In later years, Adolph began to refer to himself as Avram (his grandfather's name), as Adolph was no longer acceptable.

Adolph compiled a family tree on paper, starting in 1963, based on locating his father's Romanian relatives. This family tree is the basis for much of the information we have about the other branches of the Bernstein family tree.


[edit] Story of Adolph and Sylvia Meeting

Adolph and his friend Ted Stern had jars of fetuses which they were going to display at state fairs to make money during the depression. Their first stop was Minneapolis where Adolph stayed with sister (Reva Bernstein) and brother-in-law (Sam Lieberman) who had a sister named Jeanette R Lieberman, married to Ralph Henry Horwitz, who introduced Adolph to his younger sister Sylvia Horwitz at a shivah.
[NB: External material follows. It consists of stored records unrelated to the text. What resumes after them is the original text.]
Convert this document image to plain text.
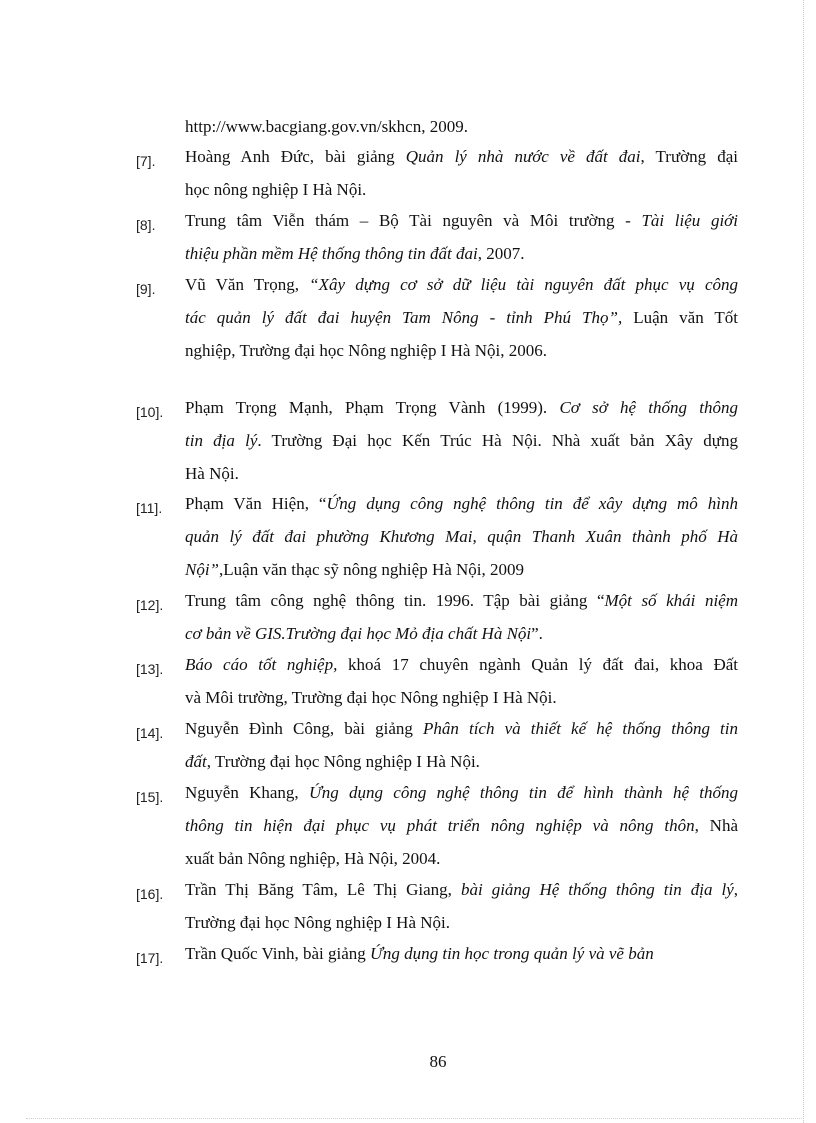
http://www.bacgiang.gov.vn/skhcn, 2009.
[7]. Hoàng Anh Đức, bài giảng Quản lý nhà nước về đất đai, Trường đại
học nông nghiệp I Hà Nội.
[8]. Trung tâm Viễn thám – Bộ Tài nguyên và Môi trường - Tài liệu giới
thiệu phần mềm Hệ thống thông tin đất đai, 2007.
[9]. Vũ Văn Trọng, “Xây dựng cơ sở dữ liệu tài nguyên đất phục vụ công
tác quản lý đất đai huyện Tam Nông - tỉnh Phú Thọ”, Luận văn Tốt
nghiệp, Trường đại học Nông nghiệp I Hà Nội, 2006.
[10]. Phạm Trọng Mạnh, Phạm Trọng Vành (1999). Cơ sở hệ thống thông
tin địa lý. Trường Đại học Kến Trúc Hà Nội. Nhà xuất bản Xây dựng
Hà Nội.
[11]. Phạm Văn Hiện, “Ứng dụng công nghệ thông tin để xây dựng mô hình
quản lý đất đai phường Khương Mai, quận Thanh Xuân thành phố Hà
Nội”,Luận văn thạc sỹ nông nghiệp Hà Nội, 2009
[12]. Trung tâm công nghệ thông tin. 1996. Tập bài giảng “Một số khái niệm
cơ bản về GIS.Trường đại học Mỏ địa chất Hà Nội”.
[13]. Báo cáo tốt nghiệp, khoá 17 chuyên ngành Quản lý đất đai, khoa Đất
và Môi trường, Trường đại học Nông nghiệp I Hà Nội.
[14]. Nguyễn Đình Công, bài giảng Phân tích và thiết kế hệ thống thông tin
đất, Trường đại học Nông nghiệp I Hà Nội.
[15]. Nguyễn Khang, Ứng dụng công nghệ thông tin để hình thành hệ thống
thông tin hiện đại phục vụ phát triển nông nghiệp và nông thôn, Nhà
xuất bản Nông nghiệp, Hà Nội, 2004.
[16]. Trần Thị Băng Tâm, Lê Thị Giang, bài giảng Hệ thống thông tin địa lý,
Trường đại học Nông nghiệp I Hà Nội.
[17]. Trần Quốc Vinh, bài giảng Ứng dụng tin học trong quản lý và vẽ bản
86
After Sylvia and Adolph met, they courted for a while, and Adolph's friend Ted took off for California without him. Adolph wanted to get married, but Sylvia's parents refused to allow it. Why? Because she had one older sister who was not yet married. So they had to wait until Mildred got married until they could get engaged.

[edit] Overview

Adolph bernstein kiwanis.png

"Adolph Bernstein’s life portrays the rich and valued participation of Jewish individuals in post-World War II Elgin. Bernstein, a member of the YMCA’s Board of Directors, chaired the publicity efforts for a fundraising campaign that supported a new building. He managed Fin ‘n Feather Farm and its popular Milk Pail Restaurant while helping lead his synagogue, the Community Chest, the Association of Commerce, St. Joseph’s Hospital, the Elgin Association for the Crippled, the Fox Valley Mental Health Society and the Kiwanis Club. When Elgin faced its biggest political question in the 1950s - the form of city government - leaders on both sides were Adolph Bernstein and Ben Rifken, native Elginites and sons of immigrant Jews.

"The immigrant parents of Adolph Bernstein and Ben Rifken had found Elgin a good place to raise Americans. Many Jews settled in Elgin as families in a community of diversity with strong public schools and people who valued them. Their children engaged with other Elgin kids in scouting or sports at the YMCA. Elgin was a springboard into American life for such people as Irene Wirtschafter, Marshall Goldman and Bobby Rosengarden."[4]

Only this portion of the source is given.